The beauty and personal-care company Unilever said on Tuesday that it would no longer use the word “normal” on its products and in its advertising, following a study that revealed it makes most people feel excluded.
Unilever, a London-based company that owns Dove, Axe, Sunsilk and Vaseline, among other personal-care brands, also said it would not digitally alter the body shape, size and skin color of models in its advertising as part of its Positive Beauty initiative, according to a news release. And the company promised to increase the number of ads featuring underrepresented people, without specifying which groups.
An aim of these steps and others, Unilever said, was to better “challenge narrow beauty ideals.”
The advertising changes came after the company commissioned a 10,000-person study across nine countries, including Brazil, China, Nigeria, Saudi Arabia and the United States.
The study found that 56 percent of participants thought that the beauty industry could make people feel excluded, and that as many as seven in 10 people agreed that the word “normal” on products and in advertising had negative effects. That figure rose to eight in 10 for people between the ages of 18 and 35.
Seventy-four percent of participants said they wanted the beauty industry to make them feel better, not just look better.
“We know that removing ‘normal’ from our products and packaging will not fix the problem alone, but it is an important step forward,” Sunny Jain, Unilever’s president of beauty and personal care, said in the statement. Mr. Jain added that the company was committed to tackling harmful norms and stereotypes.
A spokeswoman for Unilever said on Tuesday that the company had over 200 products that included the word “normal” on the label. She said the company had already started the removal process, with aims to have it fully completed by March 2022.

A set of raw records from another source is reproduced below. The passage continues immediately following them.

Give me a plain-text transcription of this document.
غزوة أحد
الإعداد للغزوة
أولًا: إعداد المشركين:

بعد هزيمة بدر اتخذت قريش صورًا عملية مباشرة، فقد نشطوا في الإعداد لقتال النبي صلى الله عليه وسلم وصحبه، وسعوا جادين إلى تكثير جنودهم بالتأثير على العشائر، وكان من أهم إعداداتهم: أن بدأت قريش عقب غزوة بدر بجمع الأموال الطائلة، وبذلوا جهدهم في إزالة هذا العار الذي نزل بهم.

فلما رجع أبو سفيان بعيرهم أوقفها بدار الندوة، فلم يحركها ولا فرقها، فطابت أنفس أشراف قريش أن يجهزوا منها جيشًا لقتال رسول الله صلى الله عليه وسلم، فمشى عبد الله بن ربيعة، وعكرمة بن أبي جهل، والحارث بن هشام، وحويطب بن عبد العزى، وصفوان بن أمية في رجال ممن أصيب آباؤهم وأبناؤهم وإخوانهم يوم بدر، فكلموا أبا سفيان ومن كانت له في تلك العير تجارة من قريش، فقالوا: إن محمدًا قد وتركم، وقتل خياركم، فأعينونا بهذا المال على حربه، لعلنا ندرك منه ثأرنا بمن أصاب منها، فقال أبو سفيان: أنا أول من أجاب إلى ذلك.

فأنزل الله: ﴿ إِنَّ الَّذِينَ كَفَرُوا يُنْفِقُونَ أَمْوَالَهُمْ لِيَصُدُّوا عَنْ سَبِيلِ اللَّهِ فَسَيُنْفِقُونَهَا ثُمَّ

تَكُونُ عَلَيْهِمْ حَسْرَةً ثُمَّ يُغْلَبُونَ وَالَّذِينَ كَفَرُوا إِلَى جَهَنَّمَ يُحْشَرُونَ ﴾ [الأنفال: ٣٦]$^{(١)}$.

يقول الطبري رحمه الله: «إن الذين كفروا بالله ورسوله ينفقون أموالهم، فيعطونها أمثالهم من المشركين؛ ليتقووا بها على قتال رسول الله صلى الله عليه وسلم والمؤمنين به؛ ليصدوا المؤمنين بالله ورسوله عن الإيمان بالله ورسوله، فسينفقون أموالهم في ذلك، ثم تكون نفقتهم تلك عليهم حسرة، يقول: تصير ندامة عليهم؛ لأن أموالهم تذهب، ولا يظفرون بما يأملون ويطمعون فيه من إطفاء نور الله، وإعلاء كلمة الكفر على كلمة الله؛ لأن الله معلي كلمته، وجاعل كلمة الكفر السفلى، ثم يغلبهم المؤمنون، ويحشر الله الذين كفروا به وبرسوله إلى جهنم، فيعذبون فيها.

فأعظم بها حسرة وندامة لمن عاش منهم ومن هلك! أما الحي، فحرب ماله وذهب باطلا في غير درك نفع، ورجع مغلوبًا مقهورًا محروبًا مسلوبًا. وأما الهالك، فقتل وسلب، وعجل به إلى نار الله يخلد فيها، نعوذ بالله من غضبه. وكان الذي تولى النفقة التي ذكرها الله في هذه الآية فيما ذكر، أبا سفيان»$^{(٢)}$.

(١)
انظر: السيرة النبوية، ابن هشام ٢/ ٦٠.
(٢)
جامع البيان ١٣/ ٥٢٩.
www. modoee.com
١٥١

The changes were long overdue and “completely necessary” after last year’s worldwide Black Lives Matter demonstrations, said Ateh Jewel, a beauty journalist and an advisory board member of the British Beauty Council, an organization that represents the British beauty industry.
“Saying the word ‘normal’ has been used to set you apart,” Ms. Jewel said. “I am normal. My dark skin is normal. My juicy West African curvy body is normal. Everything about me is normal.”

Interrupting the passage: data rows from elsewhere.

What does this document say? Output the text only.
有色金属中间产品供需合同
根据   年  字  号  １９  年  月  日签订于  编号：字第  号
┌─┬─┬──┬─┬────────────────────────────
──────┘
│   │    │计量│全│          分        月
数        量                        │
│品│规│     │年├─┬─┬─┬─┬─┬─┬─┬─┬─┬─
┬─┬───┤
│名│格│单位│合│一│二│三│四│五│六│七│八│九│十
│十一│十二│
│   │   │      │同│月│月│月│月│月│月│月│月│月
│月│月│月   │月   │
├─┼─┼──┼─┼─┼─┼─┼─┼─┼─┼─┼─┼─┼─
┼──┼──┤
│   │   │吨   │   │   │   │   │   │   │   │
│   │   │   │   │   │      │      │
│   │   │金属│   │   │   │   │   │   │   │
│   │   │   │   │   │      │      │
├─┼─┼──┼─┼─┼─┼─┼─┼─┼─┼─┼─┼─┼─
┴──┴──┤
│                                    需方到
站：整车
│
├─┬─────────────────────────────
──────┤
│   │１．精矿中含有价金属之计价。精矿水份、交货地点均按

Products using the term “normal” could make a person feel anything but, she said, adding that its use could be dangerous for a person’s self-esteem and mental health.
Unilever’s decision just “scratches the surface” on what needs to be done more broadly, Ms. Jewel said. She suggested that beauty companies should also focus their attention on recruiting more diverse candidates for seats in the boardroom and for positions in cosmetic labs.
Last summer, in response to the international outrage over the killing of George Floyd, institutional racism and police violence, Unilever was one of several household beauty companies that rushed to declare its opposition to racism. In June, Johnson & Johnson said it would stop selling skin-whitening lotions, including Neutrogena Fine Fairness and Clear Fairness by Clean & Clear. That same month, L’Oreal also said it would stop using words like “whitening” on its products.
At the time, the company, formed in 1930 by the merger of Unie, a Dutch margarine maker, and Lever Brothers, a British soap company, said it would remove the words “fair/fairness, white/whitening, and light/lightening” from product packaging and communications. The company also committed to changing the name of its Fair & Lovely brand, a juggernaut in India that for decades marketed lighter skin as a path to happiness.
“Words are powerful and we’re so used to having this unconscious bias,” Ms. Jewel said. “It just washes over us. We don’t even realize what we’re saying because we’ve been spoon-fed racism.”